Photo courtesy of Fast Casual
Uber Eats, the third-party food delivery platform that is an offshoot of the Uber ride service, will now disclose to users that menu pricing may be higher on the app than it is in the restaurant. Not only will this disclosure be posted on the app but it will also be incorporated into the merchant contract for added clarity. This comes after Pennsylvania Attorney General Josh Shapiro and Washington D.C. Attorney General Karl Racine pressured the platform to be more transparent about pricing disparities that exist; they cited how users and restaurants struggle to reconcile how useful such apps are with how many hidden fees they include as reasons why more transparency is needed.
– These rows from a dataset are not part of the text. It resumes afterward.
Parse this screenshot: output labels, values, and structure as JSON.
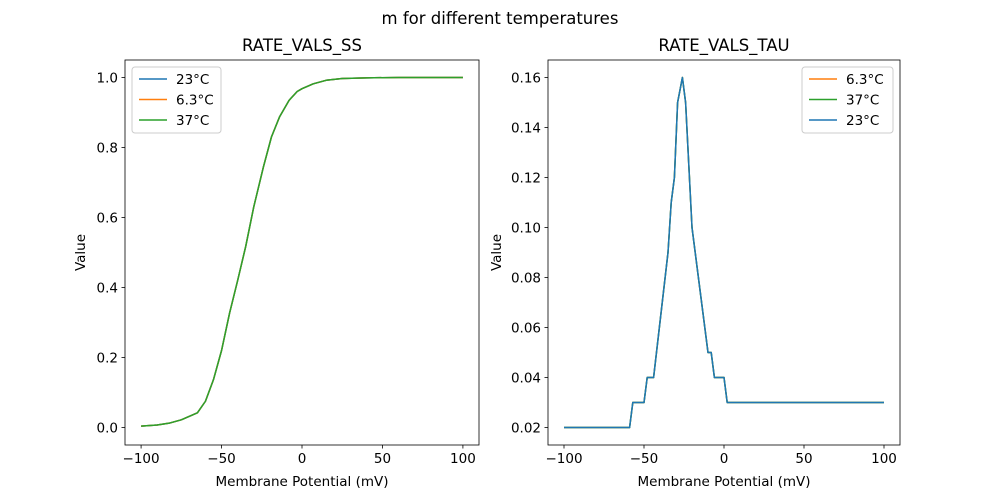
{
  "suptitle": "m for different temperatures",
  "colors": {
    "23°C": "#1f77b4",
    "6.3°C": "#ff7f0e",
    "37°C": "#2ca02c"
  },
  "chart_data": [
    {
      "type": "line",
      "title": "RATE_VALS_SS",
      "xlabel": "Membrane Potential (mV)",
      "ylabel": "Value",
      "xlim": [
        -110,
        110
      ],
      "ylim": [
        -0.05,
        1.05
      ],
      "xticks": [
        -100,
        -50,
        0,
        50,
        100
      ],
      "xtick_labels": [
        "−100",
        "−50",
        "0",
        "50",
        "100"
      ],
      "yticks": [
        0.0,
        0.2,
        0.4,
        0.6,
        0.8,
        1.0
      ],
      "ytick_labels": [
        "0.0",
        "0.2",
        "0.4",
        "0.6",
        "0.8",
        "1.0"
      ],
      "legend_position": "upper-left",
      "legend": [
        "23°C",
        "6.3°C",
        "37°C"
      ],
      "x": [
        -100,
        -90,
        -82,
        -75,
        -65,
        -60,
        -55,
        -50,
        -45,
        -40,
        -35,
        -30,
        -24,
        -19,
        -14,
        -8,
        -3,
        0,
        7,
        15,
        25,
        40,
        60,
        100
      ],
      "series": [
        {
          "name": "23°C",
          "values": [
            0.004,
            0.007,
            0.013,
            0.022,
            0.042,
            0.075,
            0.137,
            0.22,
            0.327,
            0.42,
            0.517,
            0.63,
            0.744,
            0.83,
            0.887,
            0.935,
            0.96,
            0.968,
            0.982,
            0.992,
            0.997,
            0.999,
            1.0,
            1.0
          ]
        },
        {
          "name": "6.3°C",
          "values": [
            0.004,
            0.007,
            0.013,
            0.022,
            0.042,
            0.075,
            0.137,
            0.22,
            0.327,
            0.42,
            0.517,
            0.63,
            0.744,
            0.83,
            0.887,
            0.935,
            0.96,
            0.968,
            0.982,
            0.992,
            0.997,
            0.999,
            1.0,
            1.0
          ]
        },
        {
          "name": "37°C",
          "values": [
            0.004,
            0.007,
            0.013,
            0.022,
            0.042,
            0.075,
            0.137,
            0.22,
            0.327,
            0.42,
            0.517,
            0.63,
            0.744,
            0.83,
            0.887,
            0.935,
            0.96,
            0.968,
            0.982,
            0.992,
            0.997,
            0.999,
            1.0,
            1.0
          ]
        }
      ]
    },
    {
      "type": "line",
      "title": "RATE_VALS_TAU",
      "xlabel": "Membrane Potential (mV)",
      "ylabel": "Value",
      "xlim": [
        -110,
        110
      ],
      "ylim": [
        0.013,
        0.167
      ],
      "xticks": [
        -100,
        -50,
        0,
        50,
        100
      ],
      "xtick_labels": [
        "−100",
        "−50",
        "0",
        "50",
        "100"
      ],
      "yticks": [
        0.02,
        0.04,
        0.06,
        0.08,
        0.1,
        0.12,
        0.14,
        0.16
      ],
      "ytick_labels": [
        "0.02",
        "0.04",
        "0.06",
        "0.08",
        "0.10",
        "0.12",
        "0.14",
        "0.16"
      ],
      "legend_position": "upper-right",
      "legend": [
        "6.3°C",
        "37°C",
        "23°C"
      ],
      "x": [
        -100,
        -59,
        -57,
        -50,
        -48,
        -44,
        -35,
        -33,
        -31,
        -29,
        -26,
        -24,
        -20,
        -10,
        -8,
        -6,
        0,
        2,
        100
      ],
      "series": [
        {
          "name": "6.3°C",
          "values": [
            0.02,
            0.02,
            0.03,
            0.03,
            0.04,
            0.04,
            0.09,
            0.11,
            0.12,
            0.15,
            0.16,
            0.15,
            0.1,
            0.05,
            0.05,
            0.04,
            0.04,
            0.03,
            0.03
          ]
        },
        {
          "name": "37°C",
          "values": [
            0.02,
            0.02,
            0.03,
            0.03,
            0.04,
            0.04,
            0.09,
            0.11,
            0.12,
            0.15,
            0.16,
            0.15,
            0.1,
            0.05,
            0.05,
            0.04,
            0.04,
            0.03,
            0.03
          ]
        },
        {
          "name": "23°C",
          "values": [
            0.02,
            0.02,
            0.03,
            0.03,
            0.04,
            0.04,
            0.09,
            0.11,
            0.12,
            0.15,
            0.16,
            0.15,
            0.1,
            0.05,
            0.05,
            0.04,
            0.04,
            0.03,
            0.03
          ]
        }
      ]
    }
  ]
}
Although the app ups prices with hidden fees nonetheless, restaurants also have the freedom to mark higher prices directly onto the app as well. This flexibility allows restaurants to effectively adjust and set prices based on current market conditions, which may differ from the prices they offer to in-person diners.
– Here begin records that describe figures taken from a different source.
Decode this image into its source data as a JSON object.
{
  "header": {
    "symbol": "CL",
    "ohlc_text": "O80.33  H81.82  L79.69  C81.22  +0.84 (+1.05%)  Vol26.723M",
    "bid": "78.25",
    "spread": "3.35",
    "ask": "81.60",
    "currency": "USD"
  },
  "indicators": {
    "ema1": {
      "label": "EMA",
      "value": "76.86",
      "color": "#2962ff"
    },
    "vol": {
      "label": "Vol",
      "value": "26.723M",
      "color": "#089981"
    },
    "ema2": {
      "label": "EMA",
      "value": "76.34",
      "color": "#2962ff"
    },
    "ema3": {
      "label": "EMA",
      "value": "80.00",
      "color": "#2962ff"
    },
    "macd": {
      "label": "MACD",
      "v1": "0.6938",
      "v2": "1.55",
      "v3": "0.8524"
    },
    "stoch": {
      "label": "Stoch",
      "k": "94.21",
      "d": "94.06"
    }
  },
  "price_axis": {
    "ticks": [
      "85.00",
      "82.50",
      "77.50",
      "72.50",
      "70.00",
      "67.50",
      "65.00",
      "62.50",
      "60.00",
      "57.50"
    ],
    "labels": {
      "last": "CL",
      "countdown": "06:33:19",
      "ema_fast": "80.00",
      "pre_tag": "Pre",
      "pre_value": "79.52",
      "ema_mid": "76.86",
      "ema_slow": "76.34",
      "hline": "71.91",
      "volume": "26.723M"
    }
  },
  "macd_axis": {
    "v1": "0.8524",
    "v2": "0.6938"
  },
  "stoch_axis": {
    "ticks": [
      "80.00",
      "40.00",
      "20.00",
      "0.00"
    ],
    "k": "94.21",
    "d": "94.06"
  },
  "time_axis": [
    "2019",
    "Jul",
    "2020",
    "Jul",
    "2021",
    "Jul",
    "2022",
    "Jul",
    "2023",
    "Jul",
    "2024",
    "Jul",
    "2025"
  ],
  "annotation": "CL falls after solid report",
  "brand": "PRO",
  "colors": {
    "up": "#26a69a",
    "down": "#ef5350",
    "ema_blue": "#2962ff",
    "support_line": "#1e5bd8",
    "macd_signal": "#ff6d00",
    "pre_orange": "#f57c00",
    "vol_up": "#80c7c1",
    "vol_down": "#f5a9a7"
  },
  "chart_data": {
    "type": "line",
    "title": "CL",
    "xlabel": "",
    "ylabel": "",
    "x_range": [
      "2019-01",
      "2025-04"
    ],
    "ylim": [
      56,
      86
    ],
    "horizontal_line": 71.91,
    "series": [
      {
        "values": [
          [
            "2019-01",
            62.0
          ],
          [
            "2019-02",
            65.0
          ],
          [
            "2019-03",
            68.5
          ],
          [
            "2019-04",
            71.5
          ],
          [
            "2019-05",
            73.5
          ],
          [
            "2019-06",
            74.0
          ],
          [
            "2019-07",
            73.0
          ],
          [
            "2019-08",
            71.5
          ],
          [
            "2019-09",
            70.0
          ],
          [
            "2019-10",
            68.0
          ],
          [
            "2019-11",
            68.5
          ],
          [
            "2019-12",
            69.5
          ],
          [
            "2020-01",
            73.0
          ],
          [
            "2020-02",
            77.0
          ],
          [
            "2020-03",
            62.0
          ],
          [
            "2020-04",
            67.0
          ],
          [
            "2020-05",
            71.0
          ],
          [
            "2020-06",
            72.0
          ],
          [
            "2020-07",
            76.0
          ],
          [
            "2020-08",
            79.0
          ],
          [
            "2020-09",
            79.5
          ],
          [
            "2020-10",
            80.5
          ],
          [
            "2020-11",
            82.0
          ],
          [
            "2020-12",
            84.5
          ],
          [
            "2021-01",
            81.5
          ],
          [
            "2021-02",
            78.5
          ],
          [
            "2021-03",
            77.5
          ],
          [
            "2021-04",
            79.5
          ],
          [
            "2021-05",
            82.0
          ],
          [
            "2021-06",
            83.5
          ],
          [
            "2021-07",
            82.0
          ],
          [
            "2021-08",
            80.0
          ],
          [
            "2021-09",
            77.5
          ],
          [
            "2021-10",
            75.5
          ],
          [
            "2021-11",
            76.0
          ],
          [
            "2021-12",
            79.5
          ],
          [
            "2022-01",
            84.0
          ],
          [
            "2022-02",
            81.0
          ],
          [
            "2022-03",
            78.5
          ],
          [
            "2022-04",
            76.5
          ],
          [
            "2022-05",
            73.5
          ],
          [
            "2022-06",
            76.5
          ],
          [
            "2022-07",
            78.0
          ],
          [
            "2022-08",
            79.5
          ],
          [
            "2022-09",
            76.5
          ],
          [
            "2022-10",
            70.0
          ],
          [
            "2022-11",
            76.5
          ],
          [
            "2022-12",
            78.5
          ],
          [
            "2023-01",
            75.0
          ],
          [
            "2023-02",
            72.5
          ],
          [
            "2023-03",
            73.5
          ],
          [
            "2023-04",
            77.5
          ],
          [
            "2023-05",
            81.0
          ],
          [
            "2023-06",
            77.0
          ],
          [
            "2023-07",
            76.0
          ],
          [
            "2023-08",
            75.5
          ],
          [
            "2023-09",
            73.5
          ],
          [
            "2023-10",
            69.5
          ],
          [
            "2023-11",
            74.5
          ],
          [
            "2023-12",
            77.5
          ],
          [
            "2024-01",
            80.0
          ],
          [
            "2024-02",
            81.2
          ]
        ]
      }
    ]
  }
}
Although this agreement is exclusively between Uber Eats and the AGs of both states, they have been vocal about other platforms following suit. DoorDash has already done so; not only does it not inflate menu prices, but it has already incorporated a similar disclosure affording restaurants the flexibility to change pricing directly on their app. Grubhub, on the other hand, is notorious for inflating prices on their platform compared to restaurants’ pricing – but it has not issued a statement on whether it includes a disclosure or not.
Having higher prices on these platforms may seem fundamentally counterintuitive, however it is important to note that while prices may be higher in app, delivery services are also charging various fees while restaurants also pay a commission. For those looking to spend less money or direct the entirety of their money to the restaurant itself, the safest bet is always to order delivery directly from the restaurant – if that is an option of course.